Seit Jahren verstärken die Bundesregierung und der Bundestag ihre Anstrengungen im Bereich eGovernment, so hat das Parlament 2013 auf Vorschlag der Regierungsfraktionen das eGovernment-Gesetz beschlossen. Eine wichtige Rolle nimmt das Bundesinnen­ministerium ein, bei dem das Amt des IT-Beauftragten der Bundesregierung angesiedelt ist. Ein Staatssekretär des Ministeriums verantwortet dieses Amt.

Er kümmert sich um alle verwaltungstechnisch relevanten Fragen der Digitalisierung, dem eGovernment kommt eine wichtige Bedeutung zu. Insbesondere die elektronische Kommunikation mit den Bürgern sowie das Veröffentlichen von Dokumenten im Internet genießen hohe Priorität. Aspekte wie die Online-Partizipation im politischen Prozess gesellen sich hinzu.

Koordination und Standardisierung

Deutschland verfügt über ein vielgliedriges Verwaltungssystem, das aus den Behörden des Bundes, der Länder und der Kommunen besteht. Es ergibt deshalb Sinn, dass alle Ebene bei der Verwirklichung von Elementen des eGovernments an einem Strang ziehen. Diese Aufgabe erfüllt der IT-Planungsrat, der aus Vertretern aller drei Ebenen besteht. Er koordiniert die gemeinsamen Anstrengungen. Darüber hinaus sorgt insbesondere die Bundesregierung für eine Standardisierung, zum Beispiel festgeschrieben in Gesetzen und Verordnungen.

Einen Meilenstein bildete 2009 der IT-Staatsvertrag zwischen dem Bund und den Ländern, welcher neben der Gründung des IT-Planungsrats die Grundlagen der Kooperation festlegte. Vielfach beschäftigen sich die Verantwortlichen mit der Entwicklung und Implementation der erforderlichen Software, welche bestenfalls von allen Verwaltungen genutzt werden sollte.
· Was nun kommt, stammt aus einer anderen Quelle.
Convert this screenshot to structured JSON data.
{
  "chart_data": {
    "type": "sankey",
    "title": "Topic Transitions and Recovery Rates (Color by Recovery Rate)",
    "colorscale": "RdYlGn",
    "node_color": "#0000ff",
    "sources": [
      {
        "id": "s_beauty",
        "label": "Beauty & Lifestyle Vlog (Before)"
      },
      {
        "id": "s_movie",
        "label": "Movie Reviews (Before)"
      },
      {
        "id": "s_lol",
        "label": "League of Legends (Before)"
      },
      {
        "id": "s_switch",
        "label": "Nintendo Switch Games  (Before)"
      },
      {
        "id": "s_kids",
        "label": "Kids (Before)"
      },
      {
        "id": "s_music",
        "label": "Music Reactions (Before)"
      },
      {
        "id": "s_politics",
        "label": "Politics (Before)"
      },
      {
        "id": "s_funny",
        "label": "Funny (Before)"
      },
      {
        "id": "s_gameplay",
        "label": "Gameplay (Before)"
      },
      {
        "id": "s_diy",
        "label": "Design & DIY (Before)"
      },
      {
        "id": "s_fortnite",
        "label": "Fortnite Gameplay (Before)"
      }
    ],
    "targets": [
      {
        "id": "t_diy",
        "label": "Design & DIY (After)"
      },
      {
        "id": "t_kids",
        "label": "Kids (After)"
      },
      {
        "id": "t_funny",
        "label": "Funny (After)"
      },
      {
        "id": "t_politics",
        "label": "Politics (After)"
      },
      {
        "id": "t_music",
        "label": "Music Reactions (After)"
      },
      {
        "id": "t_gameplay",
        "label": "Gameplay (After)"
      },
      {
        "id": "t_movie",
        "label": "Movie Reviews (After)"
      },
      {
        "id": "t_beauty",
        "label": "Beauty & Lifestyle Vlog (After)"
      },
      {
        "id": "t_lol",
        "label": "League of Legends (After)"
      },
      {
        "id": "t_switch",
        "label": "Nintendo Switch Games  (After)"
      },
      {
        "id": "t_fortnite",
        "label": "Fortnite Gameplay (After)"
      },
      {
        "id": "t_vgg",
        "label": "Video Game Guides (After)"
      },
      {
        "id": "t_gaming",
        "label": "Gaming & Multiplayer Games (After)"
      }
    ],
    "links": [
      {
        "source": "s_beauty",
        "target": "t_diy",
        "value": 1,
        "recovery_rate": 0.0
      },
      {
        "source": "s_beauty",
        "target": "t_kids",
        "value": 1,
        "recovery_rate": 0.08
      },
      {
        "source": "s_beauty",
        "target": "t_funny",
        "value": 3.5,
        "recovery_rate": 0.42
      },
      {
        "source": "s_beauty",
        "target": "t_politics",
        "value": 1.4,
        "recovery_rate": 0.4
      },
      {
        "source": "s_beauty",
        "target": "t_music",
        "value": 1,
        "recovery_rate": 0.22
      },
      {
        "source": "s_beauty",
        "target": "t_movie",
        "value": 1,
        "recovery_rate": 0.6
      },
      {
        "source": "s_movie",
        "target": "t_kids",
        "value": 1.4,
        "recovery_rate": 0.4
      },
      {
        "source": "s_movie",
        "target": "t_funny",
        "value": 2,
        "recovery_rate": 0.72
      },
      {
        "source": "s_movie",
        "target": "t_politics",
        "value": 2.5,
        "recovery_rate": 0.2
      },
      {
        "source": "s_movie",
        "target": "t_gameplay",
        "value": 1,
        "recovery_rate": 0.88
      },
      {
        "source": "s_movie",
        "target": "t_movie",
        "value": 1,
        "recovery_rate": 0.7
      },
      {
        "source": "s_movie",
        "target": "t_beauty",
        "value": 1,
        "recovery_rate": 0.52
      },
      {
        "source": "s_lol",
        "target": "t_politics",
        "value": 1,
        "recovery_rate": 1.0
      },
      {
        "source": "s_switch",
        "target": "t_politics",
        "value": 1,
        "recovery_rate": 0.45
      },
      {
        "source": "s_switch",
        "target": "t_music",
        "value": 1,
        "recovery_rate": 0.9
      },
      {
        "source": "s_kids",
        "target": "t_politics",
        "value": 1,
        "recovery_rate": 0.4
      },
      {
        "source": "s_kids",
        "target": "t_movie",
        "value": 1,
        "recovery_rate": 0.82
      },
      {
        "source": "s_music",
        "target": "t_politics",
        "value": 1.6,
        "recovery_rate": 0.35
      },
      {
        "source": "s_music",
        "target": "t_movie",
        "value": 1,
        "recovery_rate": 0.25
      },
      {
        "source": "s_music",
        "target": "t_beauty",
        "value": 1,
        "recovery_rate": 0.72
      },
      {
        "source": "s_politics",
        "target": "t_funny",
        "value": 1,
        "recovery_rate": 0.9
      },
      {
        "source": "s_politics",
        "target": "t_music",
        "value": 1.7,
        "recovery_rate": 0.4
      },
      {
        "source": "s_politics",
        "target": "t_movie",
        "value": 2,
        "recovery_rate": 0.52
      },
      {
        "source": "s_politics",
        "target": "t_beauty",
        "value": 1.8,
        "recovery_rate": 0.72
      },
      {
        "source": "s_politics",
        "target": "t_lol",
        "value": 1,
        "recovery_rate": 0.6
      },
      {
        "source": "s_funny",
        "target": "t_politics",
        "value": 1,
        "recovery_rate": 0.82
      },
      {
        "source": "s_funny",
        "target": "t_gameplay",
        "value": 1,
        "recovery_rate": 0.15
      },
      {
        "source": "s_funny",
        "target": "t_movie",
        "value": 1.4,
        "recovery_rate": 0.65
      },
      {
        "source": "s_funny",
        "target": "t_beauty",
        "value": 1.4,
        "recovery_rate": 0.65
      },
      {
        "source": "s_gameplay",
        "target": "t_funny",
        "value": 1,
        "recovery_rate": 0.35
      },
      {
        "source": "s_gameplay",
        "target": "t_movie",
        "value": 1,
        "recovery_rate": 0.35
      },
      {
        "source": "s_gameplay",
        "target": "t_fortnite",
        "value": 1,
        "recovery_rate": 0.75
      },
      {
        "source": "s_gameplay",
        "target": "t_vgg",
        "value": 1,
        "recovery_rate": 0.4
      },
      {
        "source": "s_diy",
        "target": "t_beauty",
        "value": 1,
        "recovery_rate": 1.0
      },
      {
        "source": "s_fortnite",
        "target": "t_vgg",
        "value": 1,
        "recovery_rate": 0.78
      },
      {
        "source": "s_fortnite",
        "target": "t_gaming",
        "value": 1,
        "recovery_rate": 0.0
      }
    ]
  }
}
Bis heute ist ein Problem, dass die Behörden teilweise inkompatible Systeme verwenden und durch die Entwicklung zahlreicher eigener Systeme für dieselben Funktionen öffentliche Mittel verschwenden.

Kommunikation mit Behörden: De-Mail

Mit der De-Mail hat die Bundesregierung ein wichtiges Instrument im eGovernment bereits etabliert: Bürger können verschlüsselt und dank Anmeldung mit dem Personalausweis identifizierbar mit Behörden kommunizieren. Auf diese Weise können Behörden den Bürgern sensible Dokumente elektronisch zukommen lassen. Dieses Verfahren bieten mittlerweile einige E-Mail-Dienstleister an, die sich zuvor vom Bund zertifizieren lassen müssen.